It was a little hard to imagine.
It hasn't happened in Canada yet — it's still not even close — but it no longer seems that implausible.
Facebook recently announced that its users now connect to the social network more on phones and tablets than they do with desktop and laptop computers.
BBC News also reported this summer that for the first time ever, it saw mobile traffic exceed computer traffic for some of its news coverage, including stories on the death of Canadian actor Cory Monteith.
Experts' best guesses suggest it'll still take years before mobile is fully neck and neck with computer usage when it comes to overall Internet consumption — particularly in North America — but given how quickly tablets and smartphones have been adopted, it could happen sooner than expected.
"It seems pretty inevitable if you look out two, three, four years that the dominant way of connecting to the Internet, connecting to information, connecting to your friends, is going to be through mobile, that's very much a global trend," said Cory Ondrejka, Facebook's director of mobile engineering.
"I think there are products like Facebook where it's a much more natural fit to be using on mobile, so we're very much a leading edge on this transition to mobile because it's a more natural use case. Not every product in the world has that same dynamic, there are some products that may make more sense on a desktop so they're going to have a longer transition to mobile."
According to the website StatCounter, mobile represented just 0.67 per cent of global Internet traffic in January 2009 but grew to 1.5 per cent a year later, 4.3 per cent by the beginning of 2011 and nearly doubled in each of the following two years. It now stands at about 18 per cent. The numbers are higher in Africa and Asia but lower in North America, with only 11 per cent of overall Internet traffic in Canada linked to mobile devices.
The mobile trend has taken off quicker in emerging markets where computers are less commonly found in homes, said Ondrejka.
"There are billions of people over the next three or four years that their first connection to the Internet is going to be through mobile devices," he said.
"If you think about most of the people we talk to every day, they got to know the Internet through a laptop or desktop machine and then started using mobile browsers. There's a huge number of people who have never seen the Internet and their first experience with that is going to be on the phone."
Eric Morris, Google Canada's head of mobile advertising, said there are a few "pockets" of mobile usage that are catching up to or even surpassing computer usage in Canada.
"We see almost as many restaurant searches on mobile as you do on desktop ... There are actually more queries for restaurants on Valentine's Day on mobile than on desktop, people doing things last minute on the go, because they're desperate for that information," said Morris.

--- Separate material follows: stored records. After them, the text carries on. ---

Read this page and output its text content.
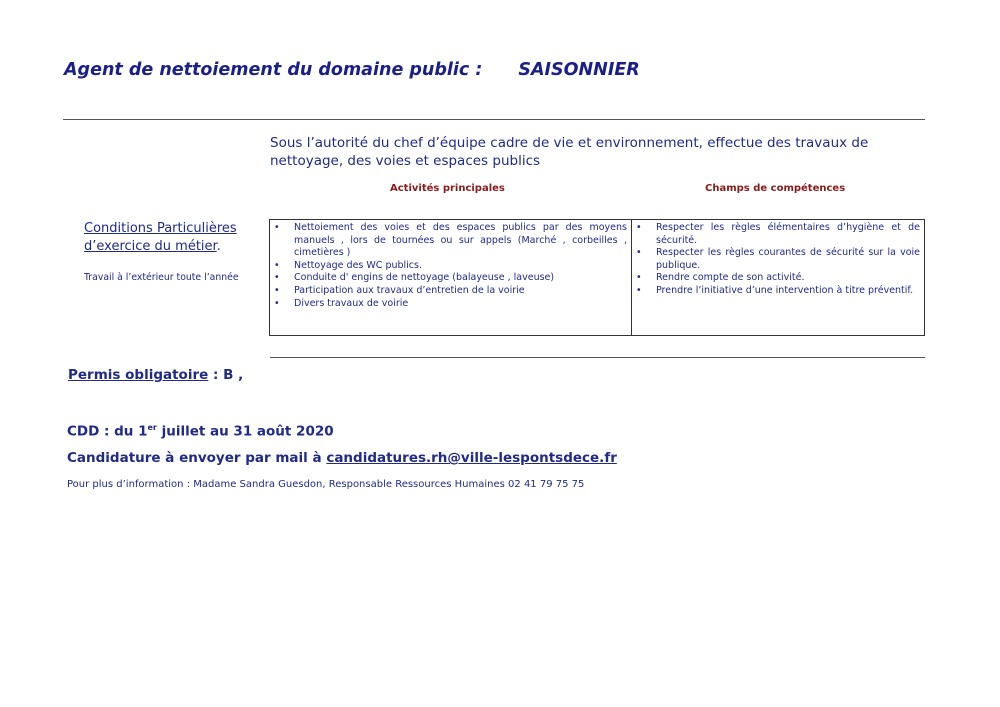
Agent de nettoiement du domaine public : SAISONNIER
Sous l’autorité du chef d’équipe cadre de vie et environnement, effectue des travaux de nettoyage, des voies et espaces publics
Activités principales	Champs de compétences
Conditions Particulières
d’exercice du métier.
Travail à l’extérieur toute l’année
• Nettoiement des voies et des espaces publics par des moyens manuels , lors de tournées ou sur appels (Marché , corbeilles , cimetières )
• Nettoyage des WC publics.
• Conduite d' engins de nettoyage (balayeuse , laveuse)
• Participation aux travaux d’entretien de la voirie
• Divers travaux de voirie
• Respecter les règles élémentaires d’hygiène et de sécurité.
• Respecter les règles courantes de sécurité sur la voie publique.
• Rendre compte de son activité.
• Prendre l’initiative d’une intervention à titre préventif.
Permis obligatoire : B ,
CDD : du 1er juillet au 31 août 2020
Candidature à envoyer par mail à candidatures.rh@ville-lespontsdece.fr
Pour plus d’information : Madame Sandra Guesdon, Responsable Ressources Humaines 02 41 79 75 75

"Even just two years ago mobile Internet usage was seen as almost a hobby, it was something for people who could afford expensive phones and expensive data plans, it was a luxury for them — luxury in terms of cost, a luxury in terms of how often they used it.
"And now what we've seen is mobile Internet consumption has become more mainstream and for some people that's the first place they use the Internet when they wake up — they're checking Facebook, they're checking Twitter, they're checking email, they're checking their feeds — and it's the last thing they look at before going to bed. That's a fundamental shift in consumer behaviour."
Even when people have access to a computer at home they're increasingly choosing to use a mobile device instead on their WiFi network, said Dave Caputo, president of the computer network company Sandvine. He noted that about 20 per cent of North American Internet traffic is linked to mobile devices on WiFi.
"I think it's amazing that people are consuming a big chunk of content on their mobile devices over their home WiFi network, a phenomenon we call home roaming," said Caputo.
But if you're counting megabytes and gigabytes — instead of time spent on each platform — desktop and laptop computer usage still comes out way ahead.
In North America, the average monthly Internet usage per customer is about 44 gigabytes on computers and only 390 megabytes on mobile, according to Sandvine's research.
But the popularity of video streaming at home — which quickly gobbles through gigabytes of data — may be skewing the spread between computer and mobile usage.
Caputo said Sandvine is just now starting to see consumers use their mobile devices for video streaming in a significant way.
"If you think of the quality of the screens, the better battery life, the better accessibility to long-form video content, it's really becoming a reality on mobile networks," said Caputo.
The growth of mobile is part of another trend, said Morris: constant connectivity.
"I think a lot of people are focusing on, 'has mobile surpassed desktop, is it more important?' I think the way we look at it at Google is people are just spending more time online in general," Morris said.
"Whereas in the past the only time you could enjoy the Internet was when you were at your desk, in your office or a classroom, now you can enjoy the Internet wherever you are, you have it in your pocket and you're connected all the time.
"You used to have to go online, now you are online."